1)基本原則:ファクタリングは「売買」であって「借金」ではない(はずだ)
ファクタリングの建前は単純です。あなたの売掛債権(請求書)を業者が買い取り、その対価を先に払う――だから「借りる」のではなく「売る」。本来なら、返済という概念自体がそぐわない。売ったものに対して「返す」必要はないはずです。
なのに現場で起きるのはこうだ。業者は「償還請求権」や「保証」「追加請求」などの条項を忍ばせ、実質的には借金と同じ回収方法で金を取りに来る。つまり、形式は売買 → 実態は貸金。これが最初の詐術です。
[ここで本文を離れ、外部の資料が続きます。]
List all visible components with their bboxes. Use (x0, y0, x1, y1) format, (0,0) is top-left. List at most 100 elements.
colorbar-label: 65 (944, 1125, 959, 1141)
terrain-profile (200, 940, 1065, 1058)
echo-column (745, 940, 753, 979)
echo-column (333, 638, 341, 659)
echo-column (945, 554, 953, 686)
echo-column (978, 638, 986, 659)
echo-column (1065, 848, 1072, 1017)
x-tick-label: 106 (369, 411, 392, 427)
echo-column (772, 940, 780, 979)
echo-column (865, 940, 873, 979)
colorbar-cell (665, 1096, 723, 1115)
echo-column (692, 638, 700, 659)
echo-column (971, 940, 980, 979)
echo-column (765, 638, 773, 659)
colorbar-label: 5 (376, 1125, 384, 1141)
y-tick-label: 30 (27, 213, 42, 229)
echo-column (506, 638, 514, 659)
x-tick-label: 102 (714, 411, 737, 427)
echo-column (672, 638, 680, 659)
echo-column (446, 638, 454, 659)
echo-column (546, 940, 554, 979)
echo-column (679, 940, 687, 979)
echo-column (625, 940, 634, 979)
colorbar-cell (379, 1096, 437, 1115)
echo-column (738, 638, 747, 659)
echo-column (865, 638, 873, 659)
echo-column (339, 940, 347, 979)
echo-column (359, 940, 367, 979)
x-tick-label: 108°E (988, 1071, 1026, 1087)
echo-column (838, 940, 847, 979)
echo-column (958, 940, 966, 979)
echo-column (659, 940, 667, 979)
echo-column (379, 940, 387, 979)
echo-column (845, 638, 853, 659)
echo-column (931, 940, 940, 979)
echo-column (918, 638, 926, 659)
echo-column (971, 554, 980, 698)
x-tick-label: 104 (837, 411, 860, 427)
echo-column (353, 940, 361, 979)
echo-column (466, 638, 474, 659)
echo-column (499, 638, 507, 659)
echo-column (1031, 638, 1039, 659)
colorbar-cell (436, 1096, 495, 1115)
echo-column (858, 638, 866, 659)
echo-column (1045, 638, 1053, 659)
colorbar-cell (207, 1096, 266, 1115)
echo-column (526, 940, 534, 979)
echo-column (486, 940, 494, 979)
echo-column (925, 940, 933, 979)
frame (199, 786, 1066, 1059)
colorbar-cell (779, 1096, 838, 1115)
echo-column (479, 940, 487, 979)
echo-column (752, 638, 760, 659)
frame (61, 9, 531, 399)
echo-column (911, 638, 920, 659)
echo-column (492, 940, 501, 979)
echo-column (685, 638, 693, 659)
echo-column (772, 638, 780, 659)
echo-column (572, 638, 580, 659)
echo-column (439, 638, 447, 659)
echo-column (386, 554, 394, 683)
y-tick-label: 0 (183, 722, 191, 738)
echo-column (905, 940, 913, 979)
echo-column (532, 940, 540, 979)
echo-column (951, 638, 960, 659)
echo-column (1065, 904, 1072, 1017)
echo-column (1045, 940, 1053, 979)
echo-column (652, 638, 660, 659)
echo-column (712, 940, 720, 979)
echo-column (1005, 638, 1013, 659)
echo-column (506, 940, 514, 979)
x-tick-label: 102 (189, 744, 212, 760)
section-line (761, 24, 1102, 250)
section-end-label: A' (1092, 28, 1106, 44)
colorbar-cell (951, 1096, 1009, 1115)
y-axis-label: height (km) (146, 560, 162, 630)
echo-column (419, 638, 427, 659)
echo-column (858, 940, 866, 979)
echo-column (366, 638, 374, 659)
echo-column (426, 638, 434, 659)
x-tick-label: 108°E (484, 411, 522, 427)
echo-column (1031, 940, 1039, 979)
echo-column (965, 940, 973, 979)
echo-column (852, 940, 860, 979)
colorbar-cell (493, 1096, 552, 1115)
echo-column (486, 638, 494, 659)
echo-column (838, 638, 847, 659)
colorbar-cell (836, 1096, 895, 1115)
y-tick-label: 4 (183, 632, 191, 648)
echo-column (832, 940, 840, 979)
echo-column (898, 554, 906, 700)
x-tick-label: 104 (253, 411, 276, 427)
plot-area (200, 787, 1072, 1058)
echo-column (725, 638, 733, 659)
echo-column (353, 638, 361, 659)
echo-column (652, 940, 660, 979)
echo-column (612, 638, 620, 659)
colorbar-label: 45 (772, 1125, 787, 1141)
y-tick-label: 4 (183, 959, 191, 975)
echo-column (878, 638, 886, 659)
2)業者が「返済」を主張する主要パターン(現場でよく見る詐術)
- ウィズリコース(償還請求)条項を使う
表向きは債権の買い取りだが、売掛先が支払わなければあなたが補填する義務を負わせる。見た目は売買、実態は貸付の肩代わり。 - 二重譲渡・二重売却の紛争
同じ債権が既に別業者に売られていると主張され、「返済しろ(=金を補填しろ)」と迫られる。 - 「保証人をとった途端」個人に請求が飛ぶ
法人が売った債権を、個人保証の名目で個人に請求してくる。これで「返済」の話になる。 - 追加手数料・遡及的請求
契約後に理由を付けて追加請求。「返済」名目で回収を強化する。
結論:彼らが言う「返済」は、契約の文言と実務パワーで利用者を縛るためのツールです。
3)「返済=借金」の誤認が招く地獄
多くの経営者は「返済しなければならない=個人保証・差押え・信用失墜」と恐れ、即座に応じてしまう。結果:
- 不利な和解を飲まされる
- 追加で数倍の金を払う羽目になる
- 取り立ての恐怖で事業継続が不可能に
ここで重要なのは、形式(契約書)を読む力がないと負けるという現実です。裁判で負けるかどうかは形式と立証力で決まる。形式が整っていれば「返済」はほぼ認められる。逆に形式の穴を突ければ交渉で勝ちやすい。だから交渉の出発点は「契約と証拠の精査」です。
4)現実的な防御・対処法(実務上使える切り札)
(訴訟や法的アドバイスではない点に注意。あくまで現場の戦術)
- 取り立てを即止める
弁護士名義の「取り立て停止通知」をまず出す。精神的被害と事業影響を最小化する。 - 書類を全部集める
契約書、約款、請求書、通帳、メール、録音――これがなければ主張は弱い。立証の材料を手に入れよ。 - 「返済=貸金」か「単なる売買」かを切り分ける
実態が貸金なら利息規制の議論、債権譲渡なら二重譲渡の争点になる。ここを弁護士と分ける。 - 過払いは期待し過ぎないが、交渉カードにはなる
裁判勝訴が難しいケースが多い現実を踏まえ、過払い請求は交渉の材料として使う。破産リスクや損害賠償の可能性を示せば和解の条件改善を引き出せる。 - 保証人がいる場合は特に注意
個人保証がついていると、個人資産にまで問題が及ぶ。保証契約の文言を厳密にチェック。
5)結論:まず「返済」の定義を疑え、次に契約を疑え
「返済」と聞いてビビる前に、その語の意味が誰の都合で決まっているのかを疑え。業者が使う「返済」は必ずしも法的な“返す義務”のことでなく、回収のための恫喝や法的威力を含む概念だ。
そして最も強力な武器は「冷静な証拠収集」と「弁護士による早期介入」だ。裁判に持ち込むのが難しいケースが多い現実を踏まえ、取り立て停止+交渉による和解を戦略の中心に据えよ。